Barry Barish, Kip Thorne and Rai (Rainer) Weiss today received the 2017 Nobel Prize in Physics for decisive contributions to the LIGO detector and the observation of gravitational waves.
“I was so much hoping for this wonderful news,” said Vicky Kalogera, a gravitational-wave astrophysicist at Northwestern University who contributed to the historic detections of gravitational waves. “My Northwestern colleagues and I warmly congratulate Rai, Kip and Barry on this recognition. The discovery of black-hole mergers and the detection of gravitational waves never would have happened without these creative scientists.”

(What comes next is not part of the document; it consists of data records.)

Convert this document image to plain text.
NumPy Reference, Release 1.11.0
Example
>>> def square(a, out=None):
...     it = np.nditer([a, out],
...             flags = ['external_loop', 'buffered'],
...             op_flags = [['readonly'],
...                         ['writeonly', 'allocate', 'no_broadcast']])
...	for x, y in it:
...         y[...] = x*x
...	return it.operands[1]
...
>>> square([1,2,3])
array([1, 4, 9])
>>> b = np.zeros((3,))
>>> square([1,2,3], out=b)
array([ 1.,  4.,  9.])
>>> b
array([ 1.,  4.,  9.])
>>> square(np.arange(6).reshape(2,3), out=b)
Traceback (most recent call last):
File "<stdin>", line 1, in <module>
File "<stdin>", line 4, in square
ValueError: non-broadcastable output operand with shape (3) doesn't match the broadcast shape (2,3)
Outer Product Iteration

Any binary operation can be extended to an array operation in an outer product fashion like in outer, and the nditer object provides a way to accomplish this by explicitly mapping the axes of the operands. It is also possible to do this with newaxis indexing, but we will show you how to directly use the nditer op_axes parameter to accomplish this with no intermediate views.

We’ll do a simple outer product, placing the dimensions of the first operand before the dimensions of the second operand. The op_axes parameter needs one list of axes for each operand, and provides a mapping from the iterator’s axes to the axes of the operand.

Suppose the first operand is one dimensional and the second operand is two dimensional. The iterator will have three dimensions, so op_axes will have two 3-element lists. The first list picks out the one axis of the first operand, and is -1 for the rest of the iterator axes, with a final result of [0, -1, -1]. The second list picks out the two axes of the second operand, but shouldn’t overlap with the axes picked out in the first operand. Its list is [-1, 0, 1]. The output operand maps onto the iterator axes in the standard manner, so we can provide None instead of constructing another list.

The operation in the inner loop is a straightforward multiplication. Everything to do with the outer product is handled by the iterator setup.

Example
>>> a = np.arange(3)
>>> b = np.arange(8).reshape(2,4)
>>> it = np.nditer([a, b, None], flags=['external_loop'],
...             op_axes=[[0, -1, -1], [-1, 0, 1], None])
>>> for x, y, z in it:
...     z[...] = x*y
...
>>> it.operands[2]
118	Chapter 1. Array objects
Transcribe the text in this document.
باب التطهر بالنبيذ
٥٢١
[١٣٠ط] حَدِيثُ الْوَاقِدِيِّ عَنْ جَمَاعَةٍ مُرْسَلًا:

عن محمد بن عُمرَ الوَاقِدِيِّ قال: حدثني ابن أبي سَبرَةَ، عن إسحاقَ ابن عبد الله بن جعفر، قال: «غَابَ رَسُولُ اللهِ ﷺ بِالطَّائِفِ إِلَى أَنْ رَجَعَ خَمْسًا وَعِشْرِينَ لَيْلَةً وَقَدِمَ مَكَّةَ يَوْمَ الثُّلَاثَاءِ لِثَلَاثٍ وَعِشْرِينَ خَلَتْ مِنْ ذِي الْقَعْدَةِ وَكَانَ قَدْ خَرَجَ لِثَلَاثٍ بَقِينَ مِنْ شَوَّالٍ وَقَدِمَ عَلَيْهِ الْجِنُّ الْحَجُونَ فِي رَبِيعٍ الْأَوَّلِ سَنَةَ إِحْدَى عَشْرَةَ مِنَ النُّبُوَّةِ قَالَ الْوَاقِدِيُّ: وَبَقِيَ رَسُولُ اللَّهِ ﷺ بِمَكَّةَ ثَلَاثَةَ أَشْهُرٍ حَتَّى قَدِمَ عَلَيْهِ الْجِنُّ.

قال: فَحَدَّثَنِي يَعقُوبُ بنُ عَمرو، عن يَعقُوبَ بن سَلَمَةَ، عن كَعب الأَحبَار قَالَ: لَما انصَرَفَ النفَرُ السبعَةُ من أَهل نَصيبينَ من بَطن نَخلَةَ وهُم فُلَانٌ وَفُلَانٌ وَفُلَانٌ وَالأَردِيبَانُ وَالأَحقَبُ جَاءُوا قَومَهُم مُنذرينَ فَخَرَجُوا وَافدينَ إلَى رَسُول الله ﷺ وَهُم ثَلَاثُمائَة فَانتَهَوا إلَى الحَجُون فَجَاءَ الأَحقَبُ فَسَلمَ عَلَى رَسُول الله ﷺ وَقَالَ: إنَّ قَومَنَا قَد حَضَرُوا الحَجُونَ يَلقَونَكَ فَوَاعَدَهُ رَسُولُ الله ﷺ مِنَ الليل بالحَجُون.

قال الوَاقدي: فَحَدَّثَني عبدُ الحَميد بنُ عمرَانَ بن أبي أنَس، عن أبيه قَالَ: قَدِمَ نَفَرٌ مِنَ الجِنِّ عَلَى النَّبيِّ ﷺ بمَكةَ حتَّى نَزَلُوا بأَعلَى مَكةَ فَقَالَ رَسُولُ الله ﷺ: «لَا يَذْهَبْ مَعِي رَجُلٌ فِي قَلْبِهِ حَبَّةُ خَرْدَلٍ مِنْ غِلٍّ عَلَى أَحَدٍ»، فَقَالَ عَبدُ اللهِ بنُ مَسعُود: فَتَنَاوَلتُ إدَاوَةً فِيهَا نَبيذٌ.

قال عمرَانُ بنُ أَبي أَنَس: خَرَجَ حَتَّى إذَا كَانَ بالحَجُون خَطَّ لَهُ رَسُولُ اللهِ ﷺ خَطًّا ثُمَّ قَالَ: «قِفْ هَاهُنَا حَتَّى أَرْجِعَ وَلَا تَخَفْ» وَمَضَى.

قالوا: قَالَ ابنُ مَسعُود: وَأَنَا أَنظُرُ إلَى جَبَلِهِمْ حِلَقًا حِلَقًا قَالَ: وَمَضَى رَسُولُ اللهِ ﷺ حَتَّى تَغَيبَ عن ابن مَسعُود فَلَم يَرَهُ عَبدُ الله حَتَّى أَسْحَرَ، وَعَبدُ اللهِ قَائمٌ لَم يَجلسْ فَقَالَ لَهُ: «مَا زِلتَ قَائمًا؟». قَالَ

Gravitational waves, ripples in the fabric of spacetime, were first predicted by Albert Einstein in 1916 and are a new way of observing the universe. The Laser Interferometer Gravitational-Wave Observatory (LIGO) Scientific Collaboration has detected gravitational waves four times — first, on September 14, 2015, and most recently, on August 14, 2017. All four signals detected so far were created by colliding black holes.
Moving forward, astronomers are working on methods for combining gravitational wave data and electromagnetic data to study cosmic sources. The National Science Foundation named this new technique, called multi-messenger astronomy, one of the top six ideas to pursue in the future. Multi-messenger astronomy holds the answers to untold astronomical questions, including how the universe was formed.
“Rai, Kip and Barry launched the LIGO project decades ago and worked very hard to confirm Einstein’s theory,” said Kalogera, director of Northwestern’s Center for Interdisciplinary Exploration and Research in Astrophysics (CIERA) and the Linzer Distinguished University Professor in Physics and Astronomy. “I am so proud to have had the opportunity to learn from them since my years as a young researcher. Rai and Kip especially were influential in my decision to join the LIGO Scientific Collaboration at a time when most ‘traditional’ astronomers were advising me against it. I have grown through their advice and support and will always be grateful for what they have achieved for science and the younger generation of scientists.”
A Ligo Scientific Collaboration (LSC) member for more than 15 years, Kalogera is LSC’s most senior astrophysicist. She leads Northwestern’s LSC group, which includes Shane L. Larson, CIERA associate director and a research associate professor of physics and astronomy at Northwestern, and Selim Shahriar, professor of electrical engineering and computer science at Northwestern’s McCormick School of Engineering. Larson and Shahriar also have been mentored over the years by Weiss or Thorne. Eleven postdoctoral fellows and graduate and undergraduate students also are members of the Northwestern group.